Le calcul n’est pas si aberrant. De même qu’on sait que dans ces milieux tout antisémite a son « bon juif », Radio Courtoisie, entre deux évocations du Baptême de Clovis, ou des rois guérisseurs d’écrouelles, peut avoir besoin de temps en temps d’une « critique radicale » du spectacle.
L’important pour Cousin, on l’aura compris, c’est la ra-di-ca-li-té : « Debord, c’est l’absolue radicalité qui abolit la marchandise ; Clouscard ça ne débouche pas sur une radicalité anti-marchandise« . Exemple assez révélateur de la vacuité de l’analyse : Clouscard avait bien vu comment la critique de la prétendue « société de consommation » (dont la « société du spectacle » est la version chic) servirait d’éteignoir à la contestation et de servitude volontaire sous couvert d’ascétisme.
La récente biographie de Guy Debord, Debord le naufrageur, d’un grand sérieux archivistique, signée Jean-Marie Apostolidès, montre bien les petits arrangements sordides entre amis du même monde et ce qui fut au fond, une fois délestée de son substrat marxiste, hégélien et jeune-lukacsien, une vaste imposture intellectuelle : après avoir vécu toute sa vie au crochet d’une rêveuse bourgeoisie désocialisée, Debord se présentait lui-même en fin de parcours comme un grand flibustier, bateleur et arnaqueur de « caves ».

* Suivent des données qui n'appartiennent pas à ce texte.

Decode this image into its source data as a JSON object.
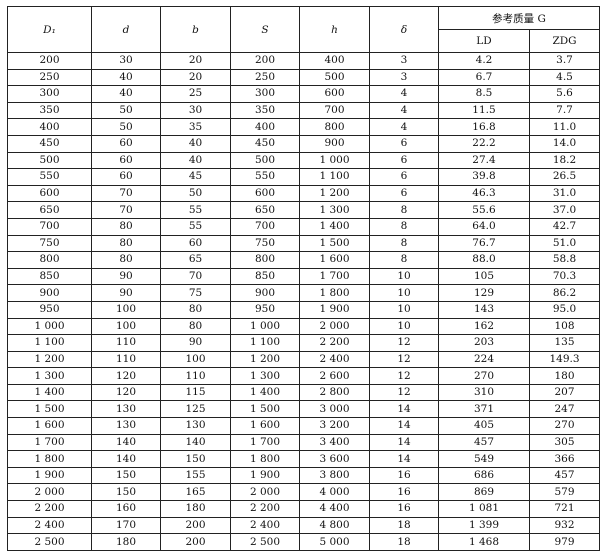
{
  "header": {
    "cols": [
      "D₁",
      "d",
      "b",
      "S",
      "h",
      "δ"
    ],
    "group": "参考质量 G",
    "sub": [
      "LD",
      "ZDG"
    ]
  },
  "rows": [
    [
      "200",
      "30",
      "20",
      "200",
      "400",
      "3",
      "4.2",
      "3.7"
    ],
    [
      "250",
      "40",
      "20",
      "250",
      "500",
      "3",
      "6.7",
      "4.5"
    ],
    [
      "300",
      "40",
      "25",
      "300",
      "600",
      "4",
      "8.5",
      "5.6"
    ],
    [
      "350",
      "50",
      "30",
      "350",
      "700",
      "4",
      "11.5",
      "7.7"
    ],
    [
      "400",
      "50",
      "35",
      "400",
      "800",
      "4",
      "16.8",
      "11.0"
    ],
    [
      "450",
      "60",
      "40",
      "450",
      "900",
      "6",
      "22.2",
      "14.0"
    ],
    [
      "500",
      "60",
      "40",
      "500",
      "1 000",
      "6",
      "27.4",
      "18.2"
    ],
    [
      "550",
      "60",
      "45",
      "550",
      "1 100",
      "6",
      "39.8",
      "26.5"
    ],
    [
      "600",
      "70",
      "50",
      "600",
      "1 200",
      "6",
      "46.3",
      "31.0"
    ],
    [
      "650",
      "70",
      "55",
      "650",
      "1 300",
      "8",
      "55.6",
      "37.0"
    ],
    [
      "700",
      "80",
      "55",
      "700",
      "1 400",
      "8",
      "64.0",
      "42.7"
    ],
    [
      "750",
      "80",
      "60",
      "750",
      "1 500",
      "8",
      "76.7",
      "51.0"
    ],
    [
      "800",
      "80",
      "65",
      "800",
      "1 600",
      "8",
      "88.0",
      "58.8"
    ],
    [
      "850",
      "90",
      "70",
      "850",
      "1 700",
      "10",
      "105",
      "70.3"
    ],
    [
      "900",
      "90",
      "75",
      "900",
      "1 800",
      "10",
      "129",
      "86.2"
    ],
    [
      "950",
      "100",
      "80",
      "950",
      "1 900",
      "10",
      "143",
      "95.0"
    ],
    [
      "1 000",
      "100",
      "80",
      "1 000",
      "2 000",
      "10",
      "162",
      "108"
    ],
    [
      "1 100",
      "110",
      "90",
      "1 100",
      "2 200",
      "12",
      "203",
      "135"
    ],
    [
      "1 200",
      "110",
      "100",
      "1 200",
      "2 400",
      "12",
      "224",
      "149.3"
    ],
    [
      "1 300",
      "120",
      "110",
      "1 300",
      "2 600",
      "12",
      "270",
      "180"
    ],
    [
      "1 400",
      "120",
      "115",
      "1 400",
      "2 800",
      "12",
      "310",
      "207"
    ],
    [
      "1 500",
      "130",
      "125",
      "1 500",
      "3 000",
      "14",
      "371",
      "247"
    ],
    [
      "1 600",
      "130",
      "130",
      "1 600",
      "3 200",
      "14",
      "405",
      "270"
    ],
    [
      "1 700",
      "140",
      "140",
      "1 700",
      "3 400",
      "14",
      "457",
      "305"
    ],
    [
      "1 800",
      "140",
      "150",
      "1 800",
      "3 600",
      "14",
      "549",
      "366"
    ],
    [
      "1 900",
      "150",
      "155",
      "1 900",
      "3 800",
      "16",
      "686",
      "457"
    ],
    [
      "2 000",
      "150",
      "165",
      "2 000",
      "4 000",
      "16",
      "869",
      "579"
    ],
    [
      "2 200",
      "160",
      "180",
      "2 200",
      "4 400",
      "16",
      "1 081",
      "721"
    ],
    [
      "2 400",
      "170",
      "200",
      "2 400",
      "4 800",
      "18",
      "1 399",
      "932"
    ],
    [
      "2 500",
      "180",
      "200",
      "2 500",
      "5 000",
      "18",
      "1 468",
      "979"
    ]
  ]
}
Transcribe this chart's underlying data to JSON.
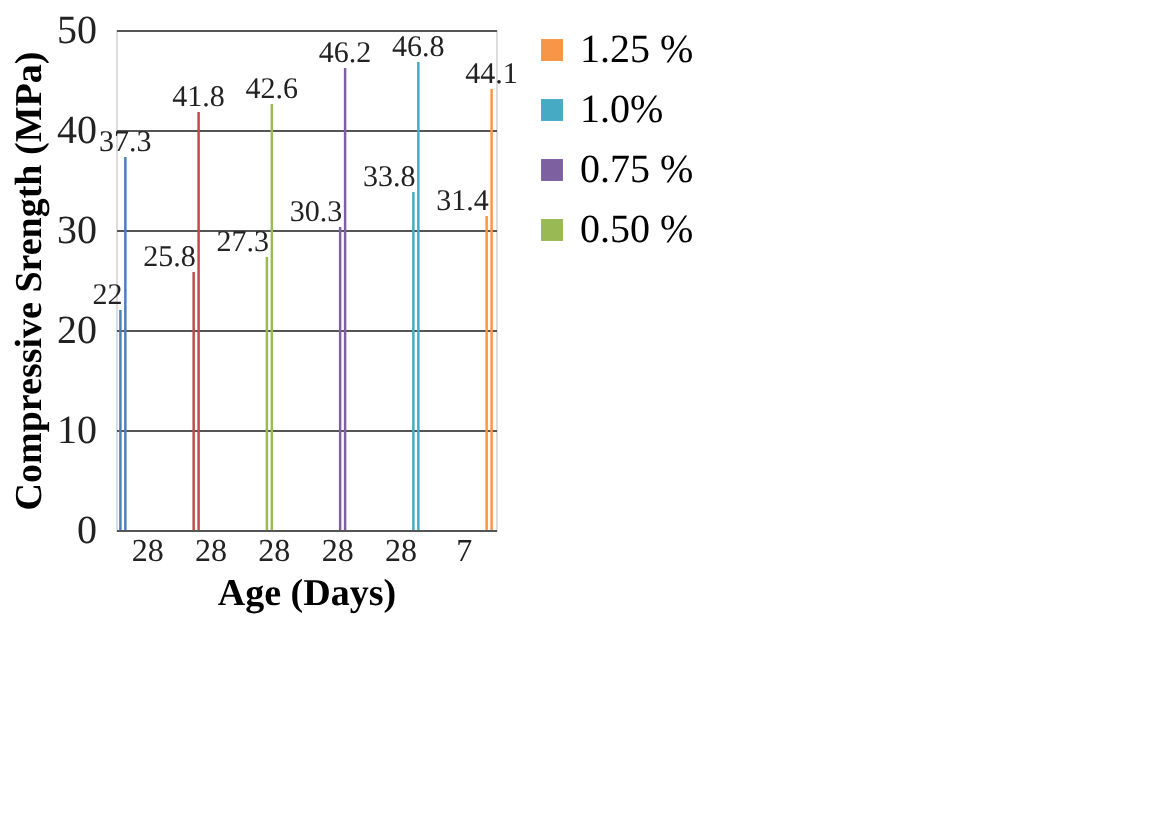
{
  "chart_data": {
    "type": "bar",
    "xlabel": "Age (Days)",
    "ylabel": "Compressive Srength (MPa)",
    "categories": [
      "28",
      "28",
      "28",
      "28",
      "28",
      "7"
    ],
    "series": [
      {
        "color": "#4a7ebb",
        "values": [
          22,
          null,
          null,
          null,
          null,
          null
        ]
      },
      {
        "color": "#4a7ebb",
        "values": [
          37.3,
          null,
          null,
          null,
          null,
          null
        ]
      },
      {
        "color": "#be4b48",
        "values": [
          null,
          25.8,
          null,
          null,
          null,
          null
        ]
      },
      {
        "color": "#be4b48",
        "values": [
          null,
          41.8,
          null,
          null,
          null,
          null
        ]
      },
      {
        "name": "0.50 %",
        "color": "#98b954",
        "values": [
          null,
          null,
          27.3,
          null,
          null,
          null
        ]
      },
      {
        "color": "#98b954",
        "values": [
          null,
          null,
          42.6,
          null,
          null,
          null
        ]
      },
      {
        "name": "0.75 %",
        "color": "#7d60a0",
        "values": [
          null,
          null,
          null,
          30.3,
          null,
          null
        ]
      },
      {
        "color": "#7d60a0",
        "values": [
          null,
          null,
          null,
          46.2,
          null,
          null
        ]
      },
      {
        "name": "1.0%",
        "color": "#46aac5",
        "values": [
          null,
          null,
          null,
          null,
          33.8,
          null
        ]
      },
      {
        "color": "#46aac5",
        "values": [
          null,
          null,
          null,
          null,
          46.8,
          null
        ]
      },
      {
        "name": "1.25 %",
        "color": "#f79646",
        "values": [
          null,
          null,
          null,
          null,
          null,
          31.4
        ]
      },
      {
        "color": "#f79646",
        "values": [
          null,
          null,
          null,
          null,
          null,
          44.1
        ]
      }
    ],
    "ylim": [
      0,
      50
    ],
    "yticks": [
      0,
      10,
      20,
      30,
      40,
      50
    ],
    "grid": "y",
    "legend": "right",
    "data_labels": true
  }
}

Il reste donc à espérer que M. Cousin, à l’instar de son modèle, ne croit pas une seconde à ce qu’il dit, et se contente simplement de pêcher en eaux troubles auprès de petits fafs qui pensent que reprocher à un communiste d’être communiste, ce qui représente pourtant le degré zéro de l’analyse politique, suffit à faire de vous un penseur de notre temps.
Aymeric Monville, 27 février 2017
(1) : Pour reprendre cette « perle », révélatrice de la mentalité fasciste, qu’on doit à Abel Bonnard, ministre de Vichy parlant de sa découverte enthousiaste des défilés nazis dans l’Allemagne d’avant la guerre (cf. son livre Les Modérés).